Bobby Patterson’s life in music has had many facets. Whether as a DJ in Texas, a producer for artists like Fontella Bass and Little Johnny Taylor, a writer whose work has been covered by everyone from Albert King to The Fabulous Thunderbirds to Golden Smog, or as a recording artist — Bobby always brings the soul.
According to critic Robert Wilonsky, writing in Patterson’s hometown Dallas Morning News, “Bobby Patterson, whose body is 70 and whose voice still needs an I.D. to buy a drink, sounds today just like he did in the mid-1960s, when he was Dallas’ No. 1 soul brother.
Omnivore Recordings will release Patterson’s first new studio album in years, titled I Got More Soul! “Life and death are in the power of the tongue. On this new album I speak to the old and I speak to the young,” says Patterson. “This new CD is the real deal. The longer you listen, the better you feel!”
Recorded in Austin, Texas, I Got More Soul!, well, simply has more soul than any release you’ll hear this year. Filled with originals and a few choice covers — including Sly & the Family Stone’s “Poet,” originally released on 1971’s There’s a Riot Goin’ On — I Got More Soul! channels the past and brings it blazing into the future.
One of the major buzz artists from the roots sector at SXSW 2014, Patterson is scheduled to appear at the Lincoln Center Out Of Doors summer festival in August, on a bill with Emmylou Harris & Rodney Crowell, Buddy Miller & Jim Lauderdale, Charles Bradley & His Extraordinaires and many more.
Patterson was born in 1944 in Dallas. He recorded his first session in 1957 for Liberty Records for L.A., which was never released. Meanwhile, Dallas label Abnak Records (home of the Five Americans of “Western Union” fame) signed him to its Jetstar R&B label, for which he recorded, doubling as staff producer and promotion man. Among his hits were “T.C.B. or T.Y.A.,” “She Don’t Have To See You (To See Through You),” “How Do You Spell Love?” and “Don’t Be So Mean.
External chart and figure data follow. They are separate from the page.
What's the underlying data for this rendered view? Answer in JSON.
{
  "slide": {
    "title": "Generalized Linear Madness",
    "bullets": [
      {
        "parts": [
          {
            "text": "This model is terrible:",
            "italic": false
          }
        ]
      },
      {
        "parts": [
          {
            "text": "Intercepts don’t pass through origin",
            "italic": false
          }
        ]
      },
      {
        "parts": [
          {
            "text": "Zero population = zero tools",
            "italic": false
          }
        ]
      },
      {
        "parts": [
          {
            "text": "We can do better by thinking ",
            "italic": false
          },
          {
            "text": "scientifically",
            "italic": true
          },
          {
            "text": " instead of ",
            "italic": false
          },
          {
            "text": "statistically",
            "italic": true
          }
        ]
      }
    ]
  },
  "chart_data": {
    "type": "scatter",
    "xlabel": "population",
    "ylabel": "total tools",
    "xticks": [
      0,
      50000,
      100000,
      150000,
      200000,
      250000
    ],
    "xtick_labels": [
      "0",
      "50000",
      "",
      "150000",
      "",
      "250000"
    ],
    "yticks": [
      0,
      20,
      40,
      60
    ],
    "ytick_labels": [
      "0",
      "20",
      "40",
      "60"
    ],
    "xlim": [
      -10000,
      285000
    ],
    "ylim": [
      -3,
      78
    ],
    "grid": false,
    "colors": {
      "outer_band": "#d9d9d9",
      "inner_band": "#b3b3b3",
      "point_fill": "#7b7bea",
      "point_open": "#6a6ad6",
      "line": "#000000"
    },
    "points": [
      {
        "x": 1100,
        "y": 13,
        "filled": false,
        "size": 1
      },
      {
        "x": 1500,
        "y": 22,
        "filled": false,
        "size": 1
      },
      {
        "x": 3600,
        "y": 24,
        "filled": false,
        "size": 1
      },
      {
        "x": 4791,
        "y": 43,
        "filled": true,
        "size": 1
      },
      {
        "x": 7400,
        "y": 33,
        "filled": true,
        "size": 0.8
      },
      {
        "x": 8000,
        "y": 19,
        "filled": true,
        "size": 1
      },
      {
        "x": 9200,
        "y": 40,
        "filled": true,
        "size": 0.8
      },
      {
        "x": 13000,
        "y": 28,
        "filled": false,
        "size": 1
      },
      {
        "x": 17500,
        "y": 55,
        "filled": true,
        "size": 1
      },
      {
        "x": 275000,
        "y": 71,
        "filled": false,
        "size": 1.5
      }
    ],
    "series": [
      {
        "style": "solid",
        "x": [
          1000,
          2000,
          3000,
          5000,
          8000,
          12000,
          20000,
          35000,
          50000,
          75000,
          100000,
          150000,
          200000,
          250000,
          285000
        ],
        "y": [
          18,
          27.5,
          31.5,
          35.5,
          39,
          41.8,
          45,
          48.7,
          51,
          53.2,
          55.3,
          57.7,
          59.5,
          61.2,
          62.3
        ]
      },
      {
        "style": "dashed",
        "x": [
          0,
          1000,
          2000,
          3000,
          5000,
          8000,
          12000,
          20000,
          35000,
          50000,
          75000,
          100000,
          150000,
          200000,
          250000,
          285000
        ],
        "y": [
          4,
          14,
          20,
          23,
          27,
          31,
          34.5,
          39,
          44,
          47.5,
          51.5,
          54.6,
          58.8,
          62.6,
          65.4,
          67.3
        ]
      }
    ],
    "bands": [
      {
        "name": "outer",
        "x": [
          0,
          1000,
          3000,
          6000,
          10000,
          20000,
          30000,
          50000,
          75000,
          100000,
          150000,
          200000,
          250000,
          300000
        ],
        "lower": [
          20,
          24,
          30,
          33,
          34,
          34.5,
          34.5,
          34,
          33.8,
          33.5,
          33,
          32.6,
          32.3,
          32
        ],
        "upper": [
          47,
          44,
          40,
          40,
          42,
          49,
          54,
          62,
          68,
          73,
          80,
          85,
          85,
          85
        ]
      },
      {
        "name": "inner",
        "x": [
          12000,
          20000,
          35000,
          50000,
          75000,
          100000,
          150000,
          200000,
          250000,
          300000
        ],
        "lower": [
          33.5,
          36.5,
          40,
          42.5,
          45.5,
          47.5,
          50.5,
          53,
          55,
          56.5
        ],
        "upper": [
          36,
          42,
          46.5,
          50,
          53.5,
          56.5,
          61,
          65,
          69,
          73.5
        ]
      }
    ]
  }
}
When Abnak folded in the late ’60s, Patterson recorded one indie album and then produced and promoted records by other artists including Fontella Bass, Chuck Jackson, Little Johnny Taylor and Albert King. King recorded “That’s What the Blues Is All About,” which Patterson co-wrote
His song “She Don’t Have To See You” even found its way into the unlikely hands of mid-’90s indie-rock “super-group” Golden Smog who included it in their 1995 album Down by the Old Mainstream. The vocalist was Jeff Tweedy of Wilco
Patterson was also known to Dallas/Fort Worth residents as a DJ on R&B radio station KKDA-AM until the station’s switchover from urban to Korean language programming
Producer Zach Ernst, the former Black Joe Lewis & the Honeybears guitarist, has served as Patterson’s band leader of late, and was quoted in the Dallas Morning News, “I’ve never seen an R&B show, a more real deal, old-school show, than just being on stage with Bobby, and I know the rest of the world needs to see that. All I wanted to do was set him up to be revered and witnessed by a much larger audience.”
“This new CD is like Lone Ranger and Tonto, like Cisco and Pancho. I come to you in mono and stereo,” says Patterson in summation. “If I’m lyin’, James ain’t Brown, Al ain’t Green, and B.B. ain’t King.”